Monday, August 4, 2008

Bush's Asia agenda: Thai friendship, Burma


US President George W Bush heads to Asia where he is to deliver a major policy speech in Thailand and liaise with Burma dissidents.

President Bush is due to arrive Tuesday in Seoul, where he will meet with President Lee Myung Bak, who visited the US in March at the presidential retreat at Camp David, Maryland. The two men are marking the 55th anniversary of US-South Korean ties.

The US president plans to arrive in Bangkok, Thailand, on Wednesday for his second visit to the country, where he plans to meet with Prime Minister Samak Sundaravej. The two leaders will also be marking an important anniversary in bilateral ties dating back 175 years.

The US president is to participate in the opening ceremonies of the Olympic Summer Games in Beijing on Friday. During his four-day China stay from Thursday to Monday, Bush plans to meet President Hu Jintao, Premier Wen Jiabao and the Vice President Xi Jinping.

Against protests by political critics in the US, Bush has said he regards his attendance at the games as a purely a "sporting event."

Bush met last week, however, with Chinese dissidents, and the US House of Representatives passed a resolution urging the Chinese government to protect human rights and withdraw support from the governments of Burma and Sudan to protest human rights abuses in those two countries.

During his stay in the kingdom, Bush plans to highlight the role Thailand plays as a major non-NATO ally of the US and "one of our best relationships in East Asia," Dennis Wilder, a top official in the National Security Council, said last week.

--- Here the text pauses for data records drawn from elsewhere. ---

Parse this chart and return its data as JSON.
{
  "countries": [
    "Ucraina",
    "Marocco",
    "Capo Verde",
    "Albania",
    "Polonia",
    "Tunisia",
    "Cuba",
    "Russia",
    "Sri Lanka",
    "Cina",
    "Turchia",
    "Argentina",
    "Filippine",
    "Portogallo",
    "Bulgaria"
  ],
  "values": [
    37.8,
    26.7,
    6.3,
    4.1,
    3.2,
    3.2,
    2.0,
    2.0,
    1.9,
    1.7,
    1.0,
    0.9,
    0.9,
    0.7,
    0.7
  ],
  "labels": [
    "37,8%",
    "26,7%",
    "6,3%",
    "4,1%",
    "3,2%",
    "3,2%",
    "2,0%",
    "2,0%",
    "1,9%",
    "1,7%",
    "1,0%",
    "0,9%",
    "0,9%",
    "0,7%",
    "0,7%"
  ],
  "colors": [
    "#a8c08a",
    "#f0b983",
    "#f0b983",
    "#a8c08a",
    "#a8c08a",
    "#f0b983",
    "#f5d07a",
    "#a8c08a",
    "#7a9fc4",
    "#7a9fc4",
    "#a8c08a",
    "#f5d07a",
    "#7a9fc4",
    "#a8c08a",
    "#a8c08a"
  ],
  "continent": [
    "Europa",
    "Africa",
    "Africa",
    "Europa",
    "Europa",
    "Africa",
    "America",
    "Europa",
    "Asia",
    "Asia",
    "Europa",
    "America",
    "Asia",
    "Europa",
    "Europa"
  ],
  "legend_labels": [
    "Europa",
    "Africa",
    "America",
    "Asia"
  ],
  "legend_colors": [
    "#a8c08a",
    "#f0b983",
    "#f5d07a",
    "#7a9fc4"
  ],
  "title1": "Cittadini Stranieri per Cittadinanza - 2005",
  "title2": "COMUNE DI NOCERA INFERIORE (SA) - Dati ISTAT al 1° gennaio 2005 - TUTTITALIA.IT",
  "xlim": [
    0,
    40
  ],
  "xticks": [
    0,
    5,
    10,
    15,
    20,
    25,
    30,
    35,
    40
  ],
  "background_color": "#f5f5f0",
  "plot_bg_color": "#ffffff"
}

"The president will congratulate the Thai people on the return to democracy in Thailand," Wilder said.

Bush's major address in Thailand will be on US policy in Asia and will look back on the Asia-related accomplishments of his eight years in office. He will also visit an HIV/AIDS center for children, the Mercy Center, White House officials said.

Burma's political situation will be on the agenda, with Bush planning to have lunch with Burmese activists and to offer broadcast interviews with the press in Thailand that are to be beamed into Burma.

First Lady Laura Bush plans to visit a refugee camp on the Thai- Burma border, the Mae La Refugee Camp.

The US first lady has been actively promoting human rights in Burma and protesting the abuses that followed protests by Buddhist monks and the Burma regime's initial blockade of aid workers who wanted to help survivors of the devastating cyclone Nargis in May.

In South Korea, Bush was expected to thank the government for reopening its markets to US bone-in beef for the first time in five years. Seoul had banned the imports after the US had several cases of mad cow disease.